Riflessioni sull'omicidio dei coloni

ABRAHAM B. YEHOSHUA

Nel cuore del Negev, il più grande deserto di Israele, c’è il famoso kibbutz Sde Boker. Famoso non solo perché i centri abitati del Negev sono pochi e ciascuno di essi merita di essere menzionato, ma soprattutto perché il primo capo del governo israeliano, David Ben Gurion, vi si stabilì già agli inizi degli Anni 50.

Tale scelta fu fatta per proporre alla giovane nazione di cui lui era il principale architetto la sfida di un insediamento nazionale nella regione più desertica di Israele.

Una regione vasta più della metà del suo territorio e scarsamente popolata da ebrei. «Nel Negev si determinerà il destino del popolo ebraico», aveva dichiarato Ben Gurion. E questa semplice frase è incisa su una grande roccia all’ingresso di uno dei campi militari sparsi nel deserto.

La tomba di Ben Gurion si trova nel kibbutz Sde Boker e la lapide riporta, su sua richiesta, solo tre date: quella della nascita, quella della morte, e quella della sua immigrazione in Israele. La semplice casetta di legno dove lui e sua moglie Paula hanno vissuto fino alla morte è ancora meta di pellegrinaggio per molti israeliani e turisti.

Nell’istituto di studi superiori intitolato a Ben Gurion e situato vicino al kibbutz si tengono numerose attività accademiche fra le quali ogni anno, in inverno, un festival di poesia denominato «Poesia nel deserto». A esso partecipano poeti ma anche autori di prosa, ai quali viene chiesto di leggere le loro opere. Nonostante Tel Aviv disti da Sde Boker soltanto un paio d’ore, io sono solito invitare i miei tre figli e i miei sei nipoti a unirsi a me e a mia moglie per un soggiorno nel deserto, ritenendo che ogni israeliano debba recarsi una o due volte all’anno in quei luoghi e trascorrervi almeno una notte.

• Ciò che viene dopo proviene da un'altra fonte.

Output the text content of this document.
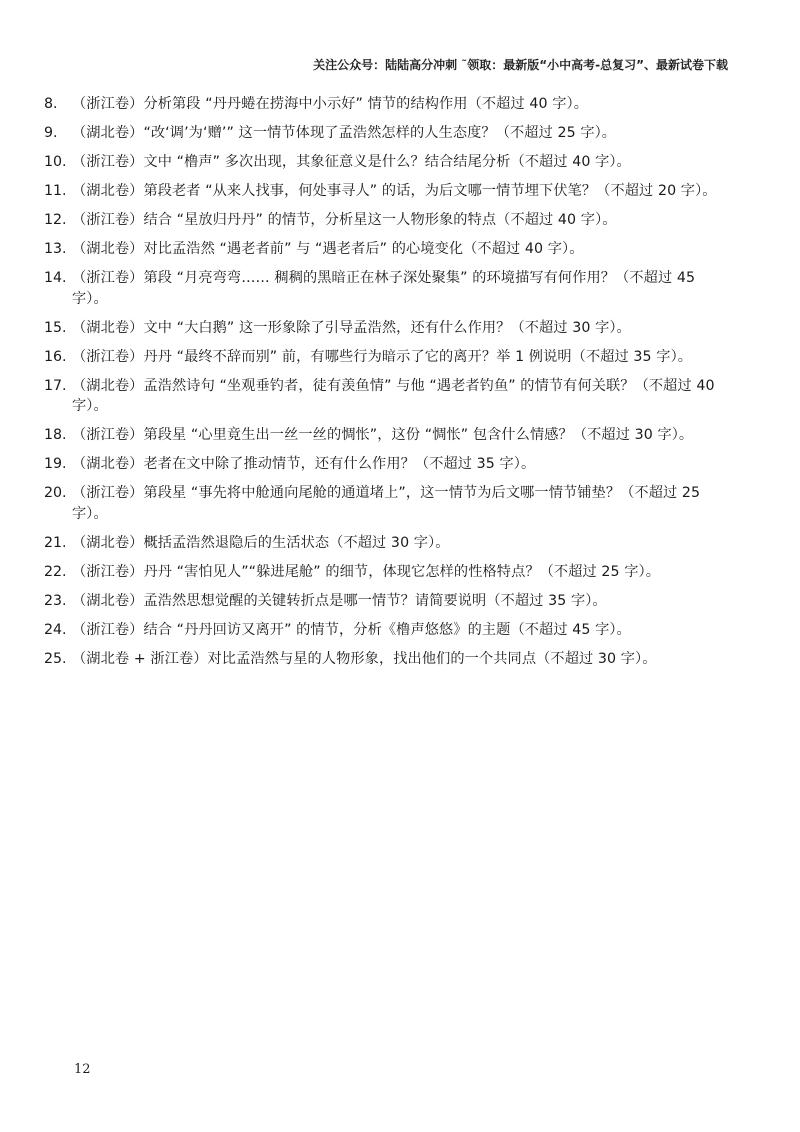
关注公众号：陆陆高分冲刺 ˜领取：最新版“小中高考-总复习”、最新试卷下载
8.	（浙江卷）分析第段 “丹丹蜷在捞海中小示好” 情节的结构作用（不超过 40 字）。
9.	（湖北卷）“改‘调’为‘赠’” 这一情节体现了孟浩然怎样的人生态度？（不超过 25 字）。
10. （浙江卷）文中 “橹声” 多次出现，其象征意义是什么？结合结尾分析（不超过 40 字）。
11. （湖北卷）第段老者 “从来人找事，何处事寻人” 的话，为后文哪一情节埋下伏笔？（不超过 20 字）。
12. （浙江卷）结合 “星放归丹丹” 的情节，分析星这一人物形象的特点（不超过 40 字）。
13. （湖北卷）对比孟浩然 “遇老者前” 与 “遇老者后” 的心境变化（不超过 40 字）。
14. （浙江卷）第段 “月亮弯弯…… 稠稠的黑暗正在林子深处聚集” 的环境描写有何作用？（不超过 45 字）。
15. （湖北卷）文中 “大白鹅” 这一形象除了引导孟浩然，还有什么作用？（不超过 30 字）。
16. （浙江卷）丹丹 “最终不辞而别” 前，有哪些行为暗示了它的离开？举 1 例说明（不超过 35 字）。
17. （湖北卷）孟浩然诗句 “坐观垂钓者，徒有羡鱼情” 与他 “遇老者钓鱼” 的情节有何关联？（不超过 40 字）。
18. （浙江卷）第段星 “心里竟生出一丝一丝的惆怅”，这份 “惆怅” 包含什么情感？（不超过 30 字）。
19. （湖北卷）老者在文中除了推动情节，还有什么作用？（不超过 35 字）。
20. （浙江卷）第段星 “事先将中舱通向尾舱的通道堵上”，这一情节为后文哪一情节铺垫？（不超过 25 字）。
21. （湖北卷）概括孟浩然退隐后的生活状态（不超过 30 字）。
22. （浙江卷）丹丹 “害怕见人”“躲进尾舱” 的细节，体现它怎样的性格特点？（不超过 25 字）。
23. （湖北卷）孟浩然思想觉醒的关键转折点是哪一情节？请简要说明（不超过 35 字）。
24. （浙江卷）结合 “丹丹回访又离开” 的情节，分析《橹声悠悠》的主题（不超过 45 字）。
25. （湖北卷 + 浙江卷）对比孟浩然与星的人物形象，找出他们的一个共同点（不超过 30 字）。
12
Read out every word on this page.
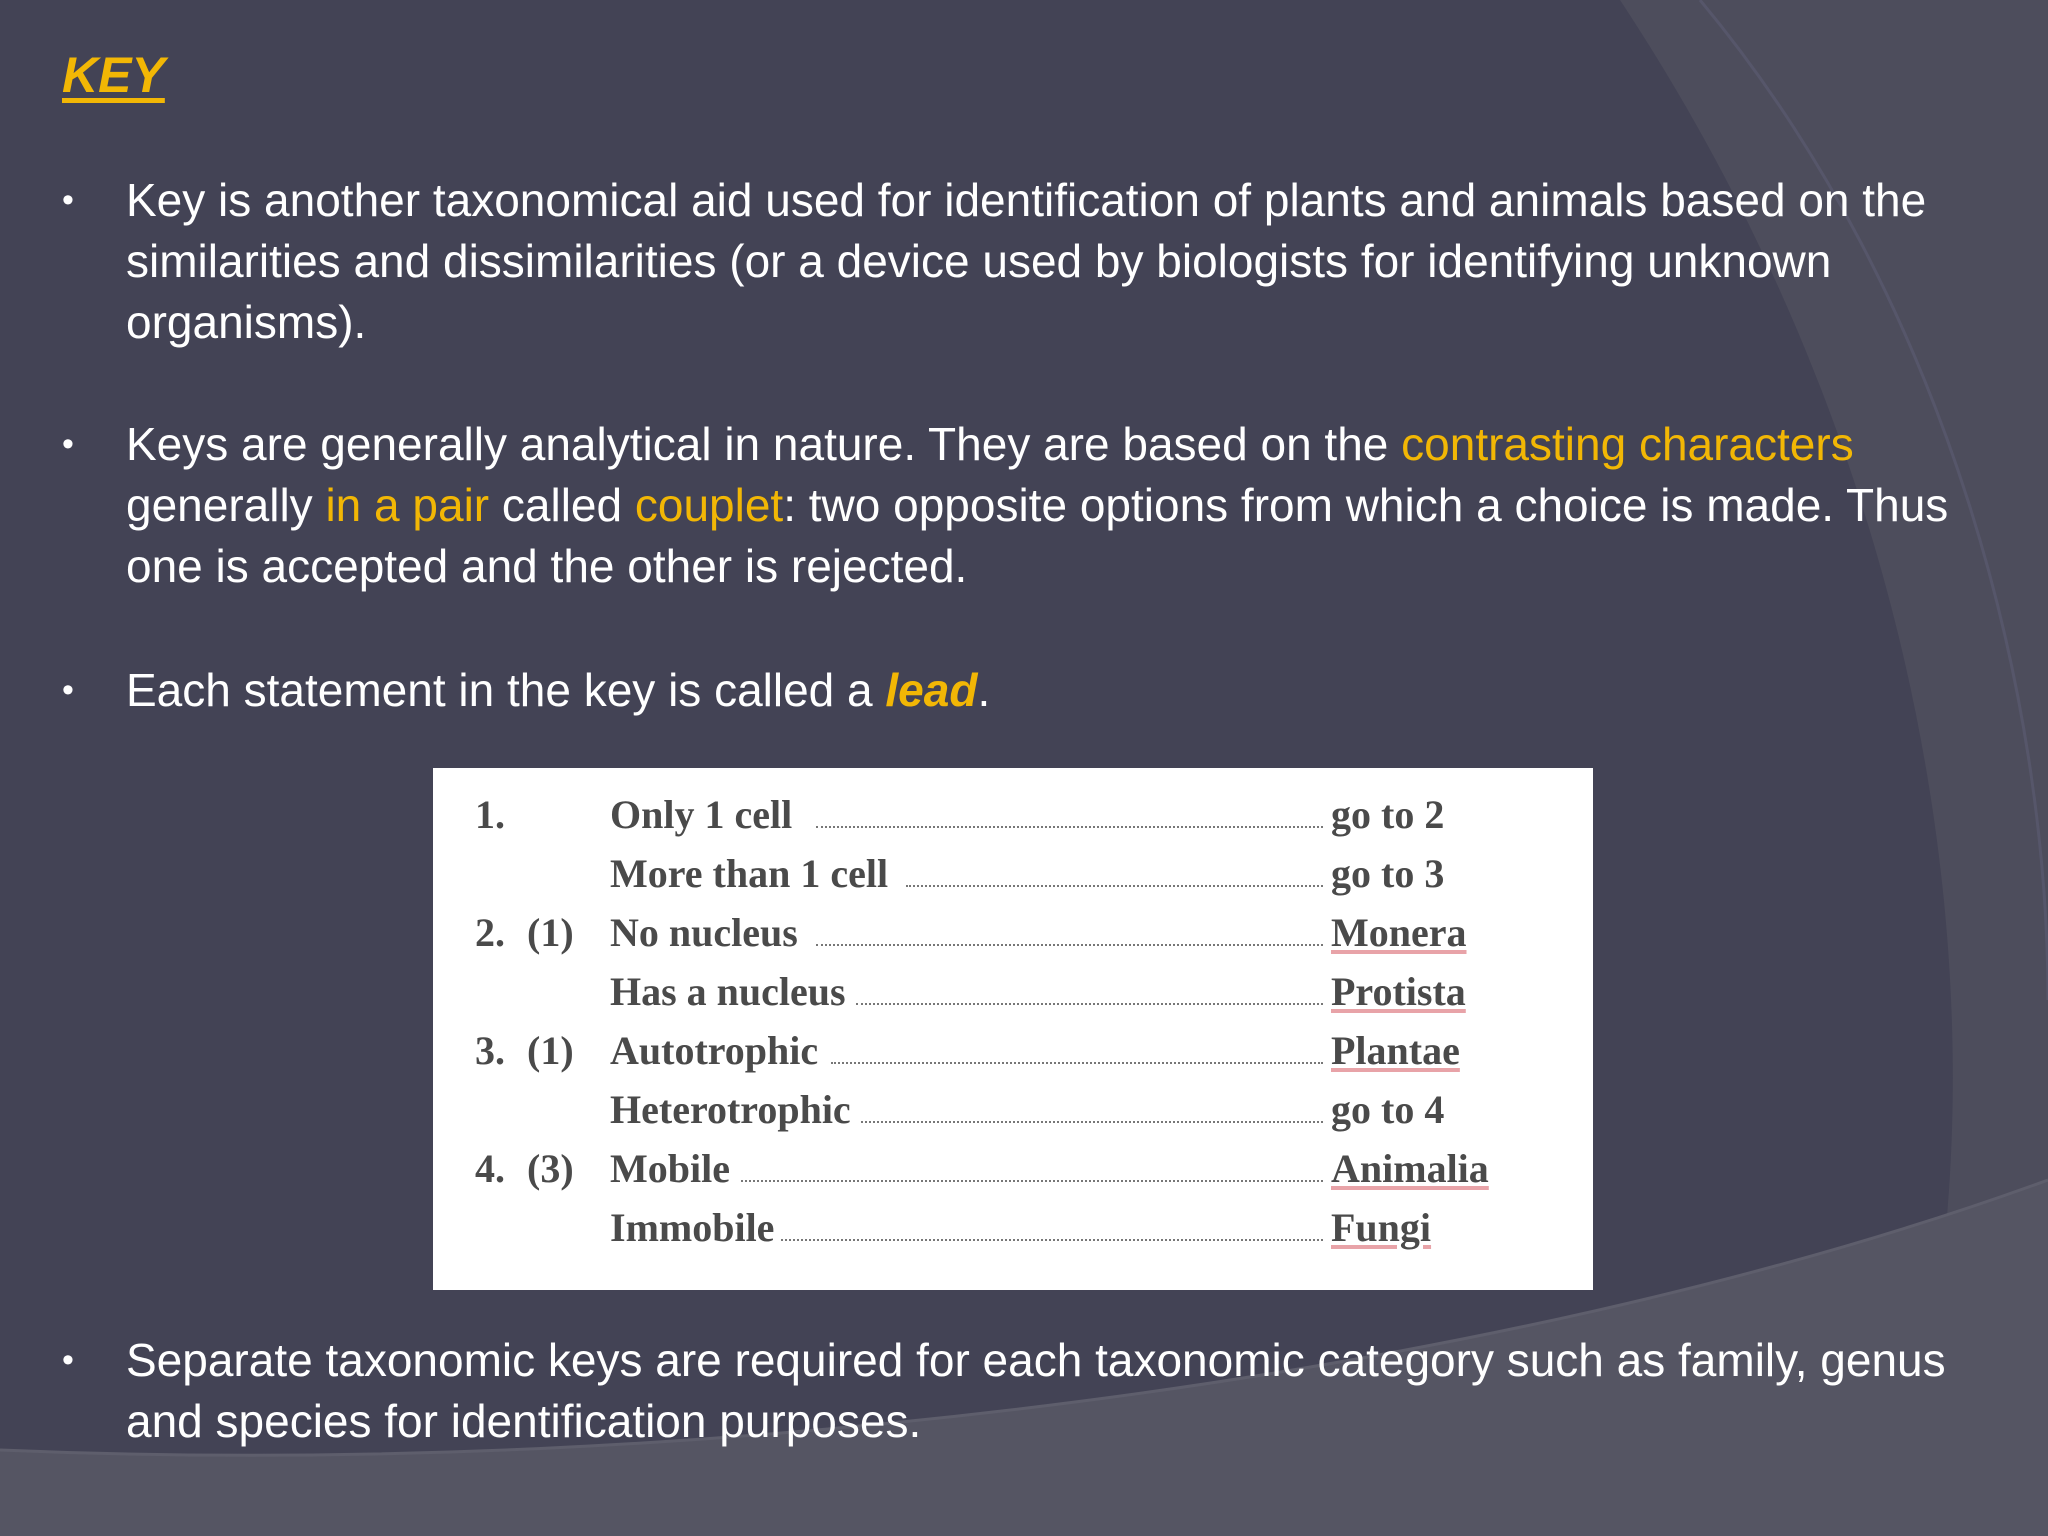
KEY
• Key is another taxonomical aid used for identification of plants and animals based on the similarities and dissimilarities (or a device used by biologists for identifying unknown organisms).
• Keys are generally analytical in nature. They are based on the contrasting characters generally in a pair called couplet: two opposite options from which a choice is made. Thus one is accepted and the other is rejected.
• Each statement in the key is called a lead.
1.	Only 1 cell	go to 2
More than 1 cell	go to 3
2. (1) No nucleus	Monera
Has a nucleus	Protista
3. (1) Autotrophic	Plantae
Heterotrophic	go to 4
4. (3) Mobile	Animalia
Immobile	Fungi
• Separate taxonomic keys are required for each taxonomic category such as family, genus and species for identification purposes.
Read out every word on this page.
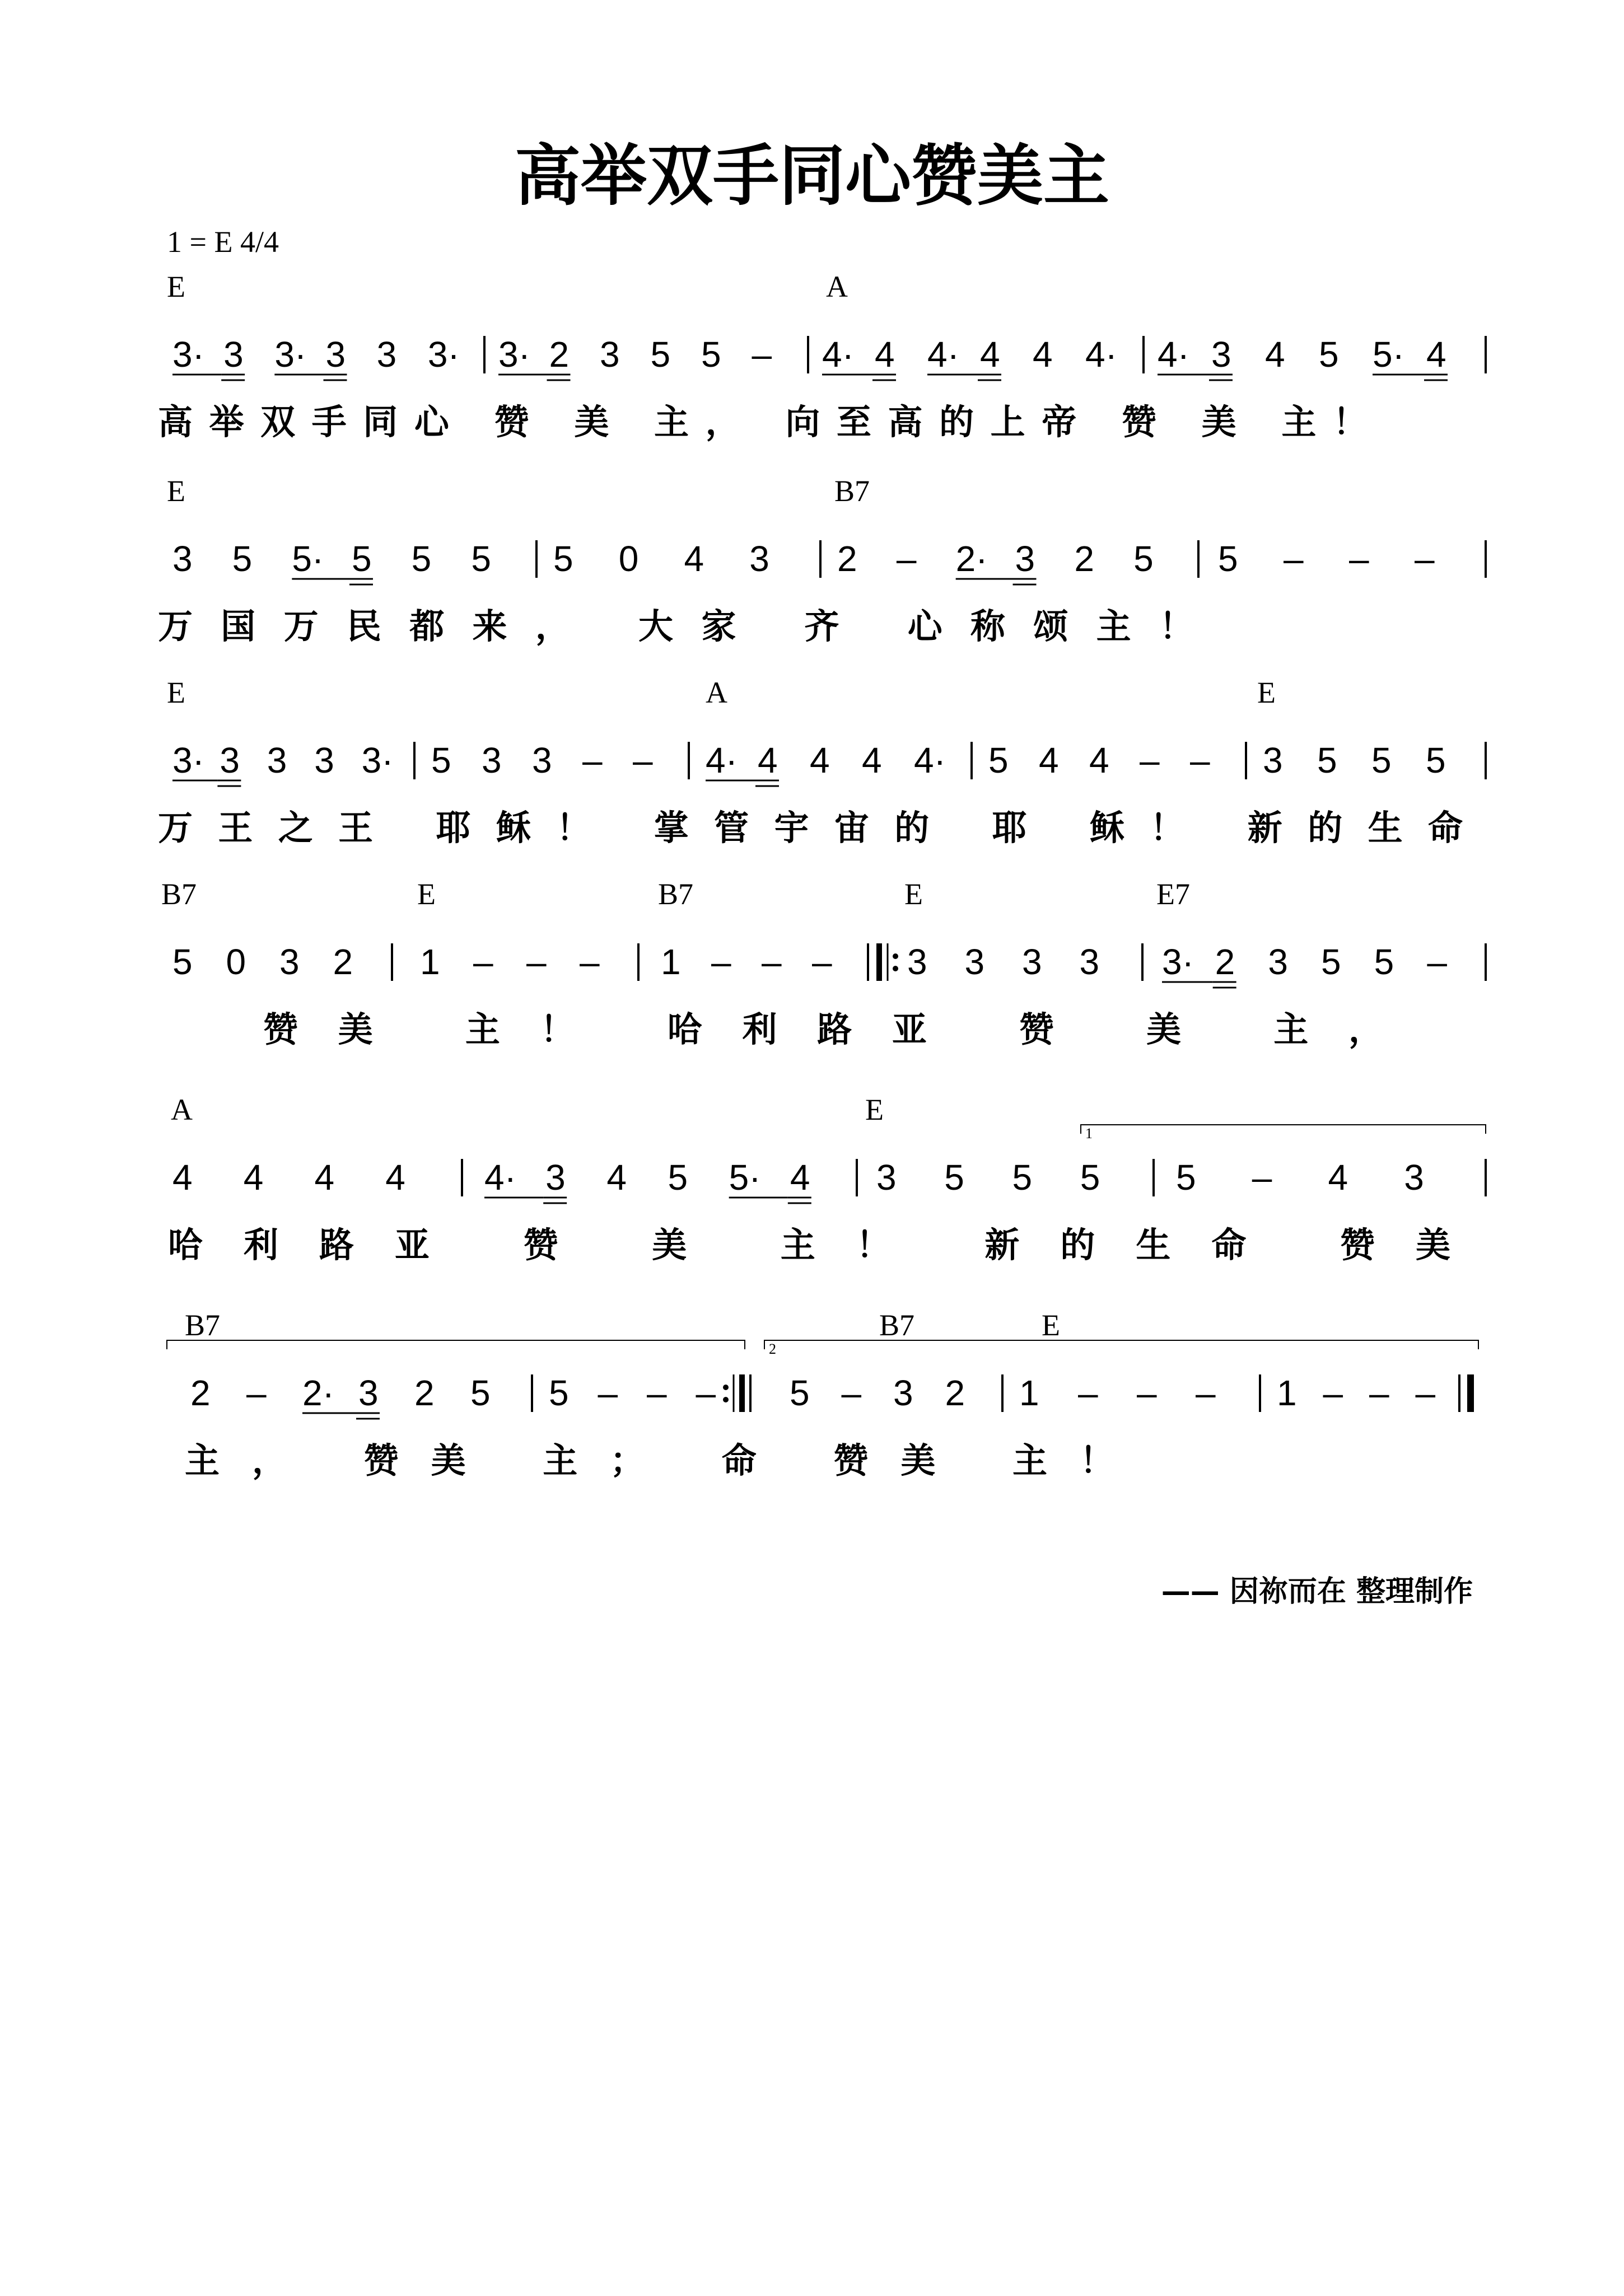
高举双手同心赞美主
1 = E 4/4
E	A
3· 3 3· 3 3 3· 3· 2 3 5 5 – 4· 4 4· 4 4 4· 4· 3 4 5 5· 4
高举双手同心 赞 美 主， 向至高的上帝 赞 美 主！
E	B7
3 5 5· 5 5 5 5 0 4 3 2 – 2· 3 2 5 5 – – –
万国万民都来， 大家 齐 心称颂主！
E	A	E
3· 3 3 3 3· 5 3 3 – – 4· 4 4 4 4· 5 4 4 – – 3 5 5 5
万王之王 耶稣！ 掌管宇宙的 耶 稣！ 新的生命
B7	E	B7	E	E7
5 0 3 2 1 – – – 1 – – – 3 3 3 3 3· 2 3 5 5 –
赞美 主！ 哈利路亚 赞 美 主，
A	E
1
4 4 4 4 4· 3 4 5 5· 4 3 5 5 5 5 – 4 3
哈利路亚 赞 美 主！ 新的生命 赞美
B7	B7	E
2
2 – 2· 3 2 5 5 – – – 5 – 3 2 1 – – – 1 – – –
主， 赞美 主； 命 赞美 主！
—— 因祢而在 整理制作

Abbiamo così preso alloggio in una fattoria poco lontana da Sde Boker, chiamata Zeit Midbar (Olivo del deserto): io e mia moglie nell’unico bungalow disponibile mentre i miei figli, con relativi coniugi e prole, in tende indiane riscaldate. Lì abbiamo goduto per lunghe ore l’atmosfera del deserto, la sua luce particolare, le sue voci e la vista dei pacifici animali che ci gironzolavano intorno.

Quello stesso giorno ci sono giunte le terribili notizie del terremoto in Giappone e dell’omicidio della famiglia di coloni nell’insediamento di Itamar: padre, madre e tre figlioletti, tra cui una neonata di quattro mesi, brutalmente assassinati nel sonno da due terroristi palestinesi provenienti da un vicino villaggio.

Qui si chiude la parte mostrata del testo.